Fouts’ arm wasn’t what it had once been. He liked to throw on rhythm and catch receivers coming out of their breaks. Holland liked to run deep and catch the ball running away. His speed was real, but he had trouble harnessing it when coming out of his cuts.
It was a long, lonely year.
“Jamie was in the wrong place at the wrong time,” said Saunders.
But by the end of the season, even the demanding Fouts began to come around on Holland.
“He was critiquing me without criticizing me,” Holland said.
Then Fouts retired. The Chargers had already hired Jerry Rhome as offensive coordinator and pledged to “stretch” defenses with a long-passing game that had been ineffective since the departure of wide receiver Bobby Duckworth in 1984.
“Jerry Rhome is a receiver’s dream,” Holland said.
The selections of Miller in the first round and Early in the third were wake-up calls.
“I knew we were gonna get one wide receiver,” Holland said. “But I didn’t know the next one was going to go so high.”
Holland was puzzled.
“The first feeling in my mind was that they had lost it,” Holland recalls. “What was the problem?”
According to one Charger coach, the problem was Holland’s hands.
“If I had been Fouts,” he said, “I wouldn’t have thrown him the ball, either.”
The problem, according to Ortmayer: “Not Holland’s hands. Catching the ball can be an acquired skill. Maturity and concentration were what Jamie needed to work on.”
So Holland canceled his plane reservation back to Columbus and stayed in San Diego during the off-season to work on football. Holland had run track at Ohio State, where he studied the running form of a teammate, quarter-miler Butch Reynolds. In 1987, Reynolds ran the three fastest sea-level 400-meter times ever recorded.
Reynolds taught Holland all about “turnover.” And it had nothing to do with fumbles or interceptions. In track, turnover is the extra-gear ability that enables top runners to run the second half of their races faster than the first half.
Holland says he has translated that ability to football. Especially on what the Chargers call “9” or “streak” routes.
“When that ball is thrown long, it looks like I am going full speed,” he said. “But I can put it in turnover and go get it.”
Holland is not shy about showing his speed or talking about it.
“Yes,” he said, “I can run with Miller and Early (both of whom also ran track in college). “Anytime. And I ain’t afraid to say it.”
Nor is he hung up on the psychology Saunders may or may not be using on him.

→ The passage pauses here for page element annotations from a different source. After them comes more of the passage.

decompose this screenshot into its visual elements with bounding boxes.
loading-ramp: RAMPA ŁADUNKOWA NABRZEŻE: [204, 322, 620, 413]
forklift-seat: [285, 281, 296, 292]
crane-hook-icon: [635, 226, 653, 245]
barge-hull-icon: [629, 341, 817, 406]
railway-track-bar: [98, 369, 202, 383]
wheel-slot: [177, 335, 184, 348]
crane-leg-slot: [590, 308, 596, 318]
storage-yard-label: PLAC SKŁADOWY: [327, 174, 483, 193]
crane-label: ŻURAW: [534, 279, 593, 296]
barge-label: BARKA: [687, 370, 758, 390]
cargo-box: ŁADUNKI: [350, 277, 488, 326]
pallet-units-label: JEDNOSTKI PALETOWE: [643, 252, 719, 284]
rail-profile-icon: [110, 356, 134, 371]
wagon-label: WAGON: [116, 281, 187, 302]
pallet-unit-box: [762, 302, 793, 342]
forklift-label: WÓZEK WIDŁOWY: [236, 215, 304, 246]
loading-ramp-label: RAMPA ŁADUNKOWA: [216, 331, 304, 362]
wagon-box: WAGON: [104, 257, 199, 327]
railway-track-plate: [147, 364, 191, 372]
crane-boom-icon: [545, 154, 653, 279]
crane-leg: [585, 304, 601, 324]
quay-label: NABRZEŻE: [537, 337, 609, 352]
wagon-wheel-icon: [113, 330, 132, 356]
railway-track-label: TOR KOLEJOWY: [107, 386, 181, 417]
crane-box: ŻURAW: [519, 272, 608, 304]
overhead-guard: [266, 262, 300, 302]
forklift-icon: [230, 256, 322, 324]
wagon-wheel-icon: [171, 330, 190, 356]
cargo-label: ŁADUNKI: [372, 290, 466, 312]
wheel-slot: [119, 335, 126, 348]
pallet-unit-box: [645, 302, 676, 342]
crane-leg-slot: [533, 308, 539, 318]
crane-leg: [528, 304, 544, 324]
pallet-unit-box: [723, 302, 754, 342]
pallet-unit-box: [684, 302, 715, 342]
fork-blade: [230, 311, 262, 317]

“I’m not the kind of guy who will start relaxing when the coaches start hyping me,” he said. “I take it as a challenge that Coach Saunders says I’m the most improved.”
Maybe that’s as it should be.
Charger Notes
The Chargers added another quarterback to their roster Saturday, but he will not make the final cut. His name is Mike Van Allen, and he used to play quarterback at La Verne (Calif.) College. “He’s not here to compete for a job, and he knows that,” said Charger Coach Al Saunders. The Chargers will use Van Allen to work on cadence with the offensive linemen. La Verne is the same college for which Steve Ortmayer played center for three years. . . . Notre Dame rookie linebacker Cedric Figaro missed the morning practice with recurring back problems. He returned in the afternoon. . . . Newly acquired center Fred Quillan received the day off to attend a reunion of the 1981 Super Bowl champion 49ers.